When I build a quantum circuit and my initial state is the one composed only by zeros ($|000\ldots 0\rangle$), I have a final state $|\psi\rangle$ that is the result of the application of the quantum circuit to $|000\ldots 0\rangle$.

My question is: if I have the final state $|\psi\rangle$ (or something similar, like the probability related to each element of the computational basis) and I know that my initial state is $|000\ldots 0\rangle$, is there a way (exact, variational, etc.) to find one of the quantum circuit that applied to $|000\ldots 0\rangle$ give me $|\psi\rangle$?

Answer 1

If you initial state is $| 0\dots0\rangle$ and your final state is $|\psi\rangle$, than it is trivial to come up with some unitary matrix $U$, which preforms such transformation (it's first column will be equal to the coeficients of $|\psi\rangle$ in computational basis).
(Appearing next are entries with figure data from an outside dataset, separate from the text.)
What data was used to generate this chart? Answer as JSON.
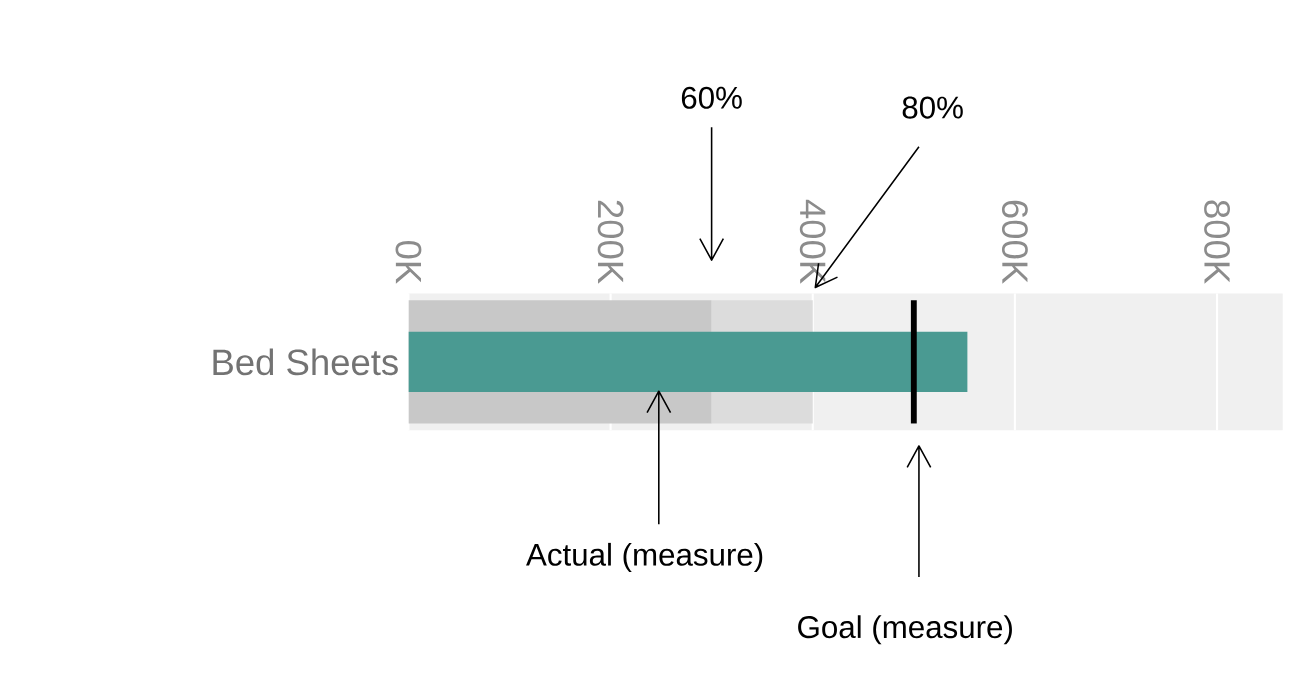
{
  "chart_data": {
    "type": "bar",
    "orientation": "horizontal",
    "categories": [
      "Bed Sheets"
    ],
    "series": [
      {
        "color": "#4a9a92",
        "values": [
          553
        ]
      }
    ],
    "xlim": [
      0,
      865
    ],
    "xticks": [
      {
        "value": 0,
        "label": "0K"
      },
      {
        "value": 200,
        "label": "200K"
      },
      {
        "value": 400,
        "label": "400K"
      },
      {
        "value": 600,
        "label": "600K"
      },
      {
        "value": 800,
        "label": "800K"
      }
    ],
    "grid": "x",
    "bands": [
      {
        "axis": "x",
        "from": 0,
        "to": 300,
        "color": "#c8c8c8"
      },
      {
        "axis": "x",
        "from": 300,
        "to": 400,
        "color": "#dcdcdc"
      }
    ],
    "ref_lines": [
      {
        "axis": "x",
        "value": 500,
        "color": "#000000"
      }
    ],
    "annotations": [
      "60%",
      "80%",
      "Actual (measure)",
      "Goal (measure)"
    ]
  }
}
Later $U$ can be decomposed in no more than $n$ unitary matrices $U'_i$, each of which acts non-trivially only on two basis vectors.

Each $U'_i$ can be decomposed in no more than $n$ matrices $U''_i$, each of which acts non-trivially only on two qubits. (see the Gray's encoding)

$U''_i$ is a tensor product of $n-2$ identity matrices and an arbitrary two-qubit gate.

It can be proven that an arbitrary two qubit gate can be constructed with CNOT and arbitrary one-qubit gates.

Any arbitrary one-qubit gate is rotation on the Bloch sphere. It can be approximated with only H, S and T gates.

Disclaimer: I should mention that it is not an optimal solution, for arbitrary $U$ this can lead to $O(2^n)$ number of gates.